“You’re nuts!” Conway said, but he was rigid with terror. He had selected the seats in the theatre with a view to being inconspicuous, so that their early exit would not be noticed; their leaving had attracted no attention, which he had counted as an added bit of luck. He had foreseen no need of having to prove his presence in the theatre, for he could not have imagined that a muddle-headed detective would manage to prove, to a presumably sane district attorney, that the crime had taken place an hour earlier than it actually had.
The muddle-headed detective spoke. “Mind if I say something to him?” he asked Davis.
“Go ahead.”
“Like I told you,” he said to Conway, “I take an interest in my clients. You’re not really a client now, of course, but I’m still interested in you. Naturally, you shouldn’t of killed her, but I can see extenuating circumstances.”
“You’re seeing double,” Conway said.
“I knew there was something phoney when I saw that glove you said she sent you to get. And, of course, I was right. But that’s one of the things makes me think it wasn’t premeditated, because if you’d planned it, you’d of figured out something better than that, you being a writer and all, so I’m right on that one, too. Well, if it wasn’t premeditated, it wasn’t first-degree murder. So, if you play ball with the D. A., maybe he’ll let it go at second-degree. Can’t ask for more than that.” He turned to Davis. “How about it?”
“There do seem to have been some extenuating circumstances,” Davis said. “Of course, I can’t promise anything, but I’ll talk to the boss. In fact, I’ll definitely recommend that we accept a plea of second-degree — if you’ll co-operate.”

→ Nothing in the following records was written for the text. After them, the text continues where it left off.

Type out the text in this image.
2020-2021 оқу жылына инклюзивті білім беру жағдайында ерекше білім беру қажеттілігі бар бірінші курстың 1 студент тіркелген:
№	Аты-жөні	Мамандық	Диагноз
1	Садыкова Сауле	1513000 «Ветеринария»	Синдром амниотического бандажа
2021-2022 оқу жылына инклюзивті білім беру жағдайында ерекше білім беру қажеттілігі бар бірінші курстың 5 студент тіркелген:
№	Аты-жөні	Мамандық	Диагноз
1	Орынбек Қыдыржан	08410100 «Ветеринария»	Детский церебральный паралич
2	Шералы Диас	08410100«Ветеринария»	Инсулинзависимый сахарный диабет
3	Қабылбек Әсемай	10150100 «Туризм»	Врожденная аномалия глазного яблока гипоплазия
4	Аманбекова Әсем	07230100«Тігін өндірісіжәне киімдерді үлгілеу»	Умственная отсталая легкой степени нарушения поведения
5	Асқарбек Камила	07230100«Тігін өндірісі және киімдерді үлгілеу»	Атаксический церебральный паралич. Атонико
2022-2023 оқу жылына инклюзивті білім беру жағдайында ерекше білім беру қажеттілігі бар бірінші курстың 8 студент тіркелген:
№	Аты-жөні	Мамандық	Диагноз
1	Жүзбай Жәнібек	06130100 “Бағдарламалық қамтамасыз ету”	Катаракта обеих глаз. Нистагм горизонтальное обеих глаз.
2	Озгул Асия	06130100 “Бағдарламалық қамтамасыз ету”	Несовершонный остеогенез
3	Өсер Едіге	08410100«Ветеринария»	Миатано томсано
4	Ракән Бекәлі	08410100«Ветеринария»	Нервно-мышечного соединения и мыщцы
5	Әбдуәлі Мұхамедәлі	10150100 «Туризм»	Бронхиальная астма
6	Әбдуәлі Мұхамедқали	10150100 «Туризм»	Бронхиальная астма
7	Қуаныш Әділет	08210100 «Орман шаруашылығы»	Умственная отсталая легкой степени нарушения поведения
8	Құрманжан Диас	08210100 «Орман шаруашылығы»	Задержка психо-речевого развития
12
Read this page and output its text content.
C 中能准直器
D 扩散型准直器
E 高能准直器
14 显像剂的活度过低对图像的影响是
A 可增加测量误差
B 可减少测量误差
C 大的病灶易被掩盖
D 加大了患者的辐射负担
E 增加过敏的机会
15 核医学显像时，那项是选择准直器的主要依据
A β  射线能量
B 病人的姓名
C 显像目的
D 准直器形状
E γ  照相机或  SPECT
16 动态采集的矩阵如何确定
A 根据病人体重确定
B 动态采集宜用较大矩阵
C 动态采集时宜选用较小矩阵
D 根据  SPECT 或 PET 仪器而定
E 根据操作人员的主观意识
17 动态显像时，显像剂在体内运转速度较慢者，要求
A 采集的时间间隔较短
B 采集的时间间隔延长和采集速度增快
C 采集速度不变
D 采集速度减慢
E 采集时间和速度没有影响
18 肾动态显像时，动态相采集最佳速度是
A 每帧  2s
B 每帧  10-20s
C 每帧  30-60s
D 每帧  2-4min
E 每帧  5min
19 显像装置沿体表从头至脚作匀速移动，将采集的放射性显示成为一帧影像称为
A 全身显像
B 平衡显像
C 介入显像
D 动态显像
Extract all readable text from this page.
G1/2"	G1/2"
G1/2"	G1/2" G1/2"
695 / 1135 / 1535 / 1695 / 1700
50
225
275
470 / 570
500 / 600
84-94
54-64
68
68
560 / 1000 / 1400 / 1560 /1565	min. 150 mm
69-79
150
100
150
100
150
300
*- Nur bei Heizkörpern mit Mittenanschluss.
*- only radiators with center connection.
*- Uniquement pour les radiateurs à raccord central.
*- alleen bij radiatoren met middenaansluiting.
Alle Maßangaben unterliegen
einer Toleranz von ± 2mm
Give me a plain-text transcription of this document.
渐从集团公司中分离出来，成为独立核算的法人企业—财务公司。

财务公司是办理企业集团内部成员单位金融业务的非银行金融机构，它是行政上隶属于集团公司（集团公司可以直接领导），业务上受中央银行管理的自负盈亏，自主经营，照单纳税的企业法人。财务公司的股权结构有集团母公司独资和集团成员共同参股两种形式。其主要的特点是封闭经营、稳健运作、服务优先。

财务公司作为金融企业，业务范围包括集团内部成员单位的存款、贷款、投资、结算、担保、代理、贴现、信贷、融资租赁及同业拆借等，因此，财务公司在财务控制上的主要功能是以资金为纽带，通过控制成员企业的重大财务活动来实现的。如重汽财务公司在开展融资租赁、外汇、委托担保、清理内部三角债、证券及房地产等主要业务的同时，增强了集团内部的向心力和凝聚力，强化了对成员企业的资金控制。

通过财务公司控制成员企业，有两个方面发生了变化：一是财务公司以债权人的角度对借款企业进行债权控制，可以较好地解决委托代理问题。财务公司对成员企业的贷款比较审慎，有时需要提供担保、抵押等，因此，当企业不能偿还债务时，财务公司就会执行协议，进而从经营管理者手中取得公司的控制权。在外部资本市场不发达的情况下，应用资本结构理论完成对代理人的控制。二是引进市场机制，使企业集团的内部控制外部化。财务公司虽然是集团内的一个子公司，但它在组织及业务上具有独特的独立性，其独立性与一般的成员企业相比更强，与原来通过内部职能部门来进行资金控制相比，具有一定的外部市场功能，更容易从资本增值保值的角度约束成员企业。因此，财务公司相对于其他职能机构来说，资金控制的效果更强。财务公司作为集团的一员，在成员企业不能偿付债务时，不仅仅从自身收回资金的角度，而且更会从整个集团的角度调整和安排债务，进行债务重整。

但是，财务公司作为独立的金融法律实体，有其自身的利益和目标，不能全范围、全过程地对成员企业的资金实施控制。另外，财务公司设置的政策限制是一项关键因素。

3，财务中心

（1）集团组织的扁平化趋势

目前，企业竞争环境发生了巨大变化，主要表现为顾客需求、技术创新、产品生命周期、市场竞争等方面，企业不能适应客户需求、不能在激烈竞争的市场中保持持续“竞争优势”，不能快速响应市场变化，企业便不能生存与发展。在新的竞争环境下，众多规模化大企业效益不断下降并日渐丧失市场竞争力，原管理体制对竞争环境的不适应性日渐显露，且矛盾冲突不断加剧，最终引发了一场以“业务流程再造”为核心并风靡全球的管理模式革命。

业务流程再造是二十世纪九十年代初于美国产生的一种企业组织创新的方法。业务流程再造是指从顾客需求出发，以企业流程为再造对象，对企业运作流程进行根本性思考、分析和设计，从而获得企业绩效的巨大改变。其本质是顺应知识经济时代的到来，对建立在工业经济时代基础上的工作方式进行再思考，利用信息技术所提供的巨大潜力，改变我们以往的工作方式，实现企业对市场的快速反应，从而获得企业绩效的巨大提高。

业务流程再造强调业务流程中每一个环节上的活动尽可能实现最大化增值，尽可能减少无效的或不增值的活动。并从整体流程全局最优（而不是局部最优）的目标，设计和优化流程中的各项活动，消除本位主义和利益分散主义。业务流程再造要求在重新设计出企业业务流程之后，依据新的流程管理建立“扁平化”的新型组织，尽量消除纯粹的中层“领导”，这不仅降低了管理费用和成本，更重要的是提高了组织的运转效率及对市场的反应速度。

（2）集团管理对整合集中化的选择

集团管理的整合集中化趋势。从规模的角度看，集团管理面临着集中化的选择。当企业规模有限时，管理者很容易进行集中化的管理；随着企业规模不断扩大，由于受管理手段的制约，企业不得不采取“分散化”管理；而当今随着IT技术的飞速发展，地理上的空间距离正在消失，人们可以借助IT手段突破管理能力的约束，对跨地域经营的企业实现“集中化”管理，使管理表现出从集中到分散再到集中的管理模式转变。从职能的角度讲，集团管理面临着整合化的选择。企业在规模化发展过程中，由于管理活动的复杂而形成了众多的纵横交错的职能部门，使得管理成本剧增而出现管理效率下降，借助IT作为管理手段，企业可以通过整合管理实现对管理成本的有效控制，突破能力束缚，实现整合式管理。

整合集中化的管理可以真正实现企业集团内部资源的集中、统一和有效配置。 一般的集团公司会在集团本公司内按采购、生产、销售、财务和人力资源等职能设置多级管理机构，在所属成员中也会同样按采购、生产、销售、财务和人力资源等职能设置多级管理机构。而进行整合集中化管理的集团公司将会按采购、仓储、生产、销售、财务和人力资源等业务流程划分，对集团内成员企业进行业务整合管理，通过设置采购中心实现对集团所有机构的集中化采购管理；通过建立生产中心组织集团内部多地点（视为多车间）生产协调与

“You’re all insane,” Conway said, and his voice shook with real outrage, the righteous indignation of the artist who has created a perfect work, only to have it misunderstood, distorted, perverted, by a crass and ignorant public. “This whole idiotic accusation stems from the fact that this chowderhead detective, advised by his cretin girl friend, thinks it’s unnatural for a woman to get upset about losing a glove — even an old, worn one. From that magnificent start, he’s gone on to a series of asinine deductions, based on falsified facts. I knew my wife had withdrawn the money from the bank — I didn’t know she had it with her in the drugstore, but that discovery would hardly put me into a homicidal rage. I knew nothing at all about Taylor until I was told about him this morning in this office — and I still don’t know if it’s true. I was in the theatre at nine o’clock, and the car was parked at ten. I don’t know that,” he hastened to add, “but that’s what you’ve said right along, and I do know it wasn’t parked at nine, because it was in the parking lot, and my wife was alive, at nine-thirty. And there aren’t any extenuating circumstances, because there aren’t any circumstances at all.”
Conway found that he was convincing himself, which, after all, was not too surprising, because everything he had said was true. “All this ‘evidence’ you think you have is phoney from start to finish,” he continued, “and if you’re silly enough to take me into court, I’ll prove it to any jury in the world — unless they’re all raving lunatics.”
“He don’t know what he’s saying,” Bauer said.